Conjunctival melanocytic tumors


Conjunctival melanocytic tumors comprise benign and malignant neoplasms.

Patients with conjunctival melanocytic lesions usually present when they recognize a new or growth of a preexisting lesion.

Diagnosis is by slit lamp and fundus examination, sonography or and photo-documentation.

Lesions can appear pigmented brown, tan, or non-pigmented.

Primary acquired melanosis usually occurs in middle-aged individuals.

Mostly affects Caucasians.

Conjunctival melanocytic lesions appear pigmented, are usually unilateral.

The lesions may become thickened over time.

Biopsy is recommended to define the diagnosis and appropriate management.

Conjunctival melanomas may arise from primary acquired melanosis, nevi, or de novo.

Conjunctival melanomas arise most commonly from primary acquired melanosis.

Conjunctival melanomas are more frequently observed in Caucasians.

Conjunctival melanomas may exhibit increased vascularity and adherence to the underlying sclera with nodular or diffuse growth.

Suspicious lesions are completely excised and submitted for histopathological analysis.

Multicentric lesions can occur, especially if associated with primary acquired melanosis.

Lesions consisting of primary acquired melanosis, and melanoma are also not uncommon.

A conjunctival malignant melanoma has invasion of melanoma cells into the subepithelial layers.

Some lesions that cannot be unequivocally assigned to a nevus, primary acquired melanosis, and are best classified as Indeterminate melanocytic proliferations of the conjunctiva.

Primary acquired melanosis are biopsied for histological examination.

Surgical margins can be treated with cryotherapy.

Treatment with topical mitomycin or interferon can be considered for histology-proven biopsied Primary acquired melanosis.

Malignant melanomas should be completely excised.

Adjunctive cryotherapy and additional treatment can be also employed.

Sentinel lymph node biopsy should be considered for lesions thicker than 2 mm.

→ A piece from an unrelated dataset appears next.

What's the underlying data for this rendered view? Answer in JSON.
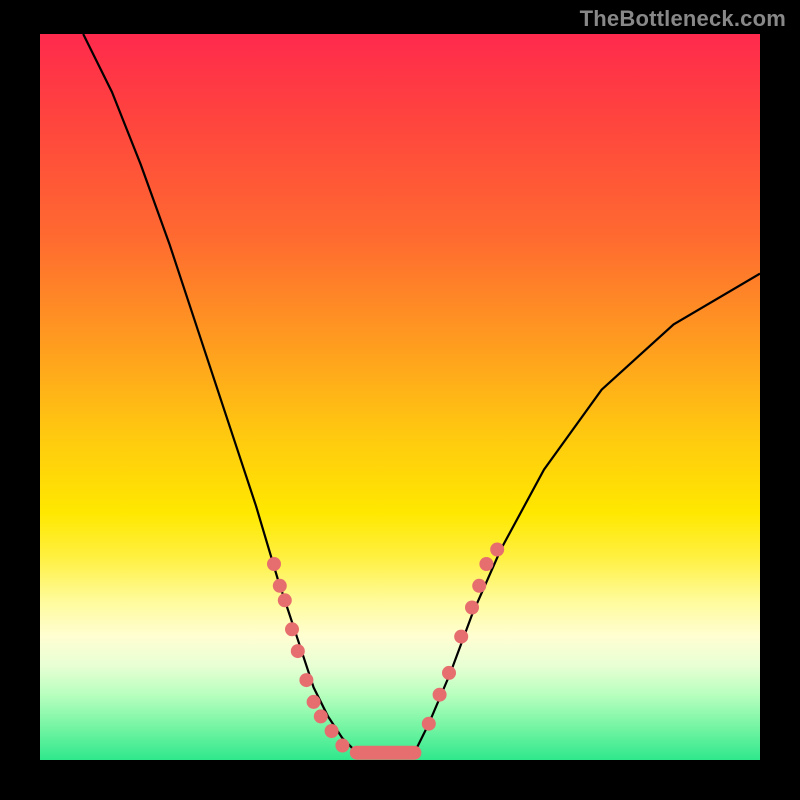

Nevi are usually stationary but can exhibit growth due to hormonal changes or local inflammation.

Nevi should be observed for growth or change in color.

Primary acquired melanosis without atypia may be followed by observation.

Primary acquired melanosis with atypia require – after treatment – periodical follow-up by an experienced ophthalmologist to rule out recurrence or progression into malignant melanoma.

Patients with conjunctival melanoma should be periodically followed and investigated for local recurrence.

Systemic work-up is also mandatory for conjunctival melanoma.

Nevi are congenital lesions and only a small percentage progress into malignant melanoma.

Primary acquired melanosis with atypia has a high likelihood to progess into malignant melanoma in contrast to PAM without atypia (13%).

Conjunctival melanomas have a risk of 20-50% of local recurrence.

Conjunctival melanoma has a rate of mortality at 10 years ranging from 13 to 38%.

Melanoma involving the fornix or the palpebral conjunctiva have a higher risk for metastasis and locally aggressive disease than bulbar lesions.

Caruncular disease may infiltrate the orbit, and is associated with 50% mortality at 3 years.

Increased mortality is also seen with conjunctival melanoma lesions thicker than 2 mm.

de novo melanomas carry a higher risk of metastasis and death compared with those cases arising from primary acquired melanosis or nevus.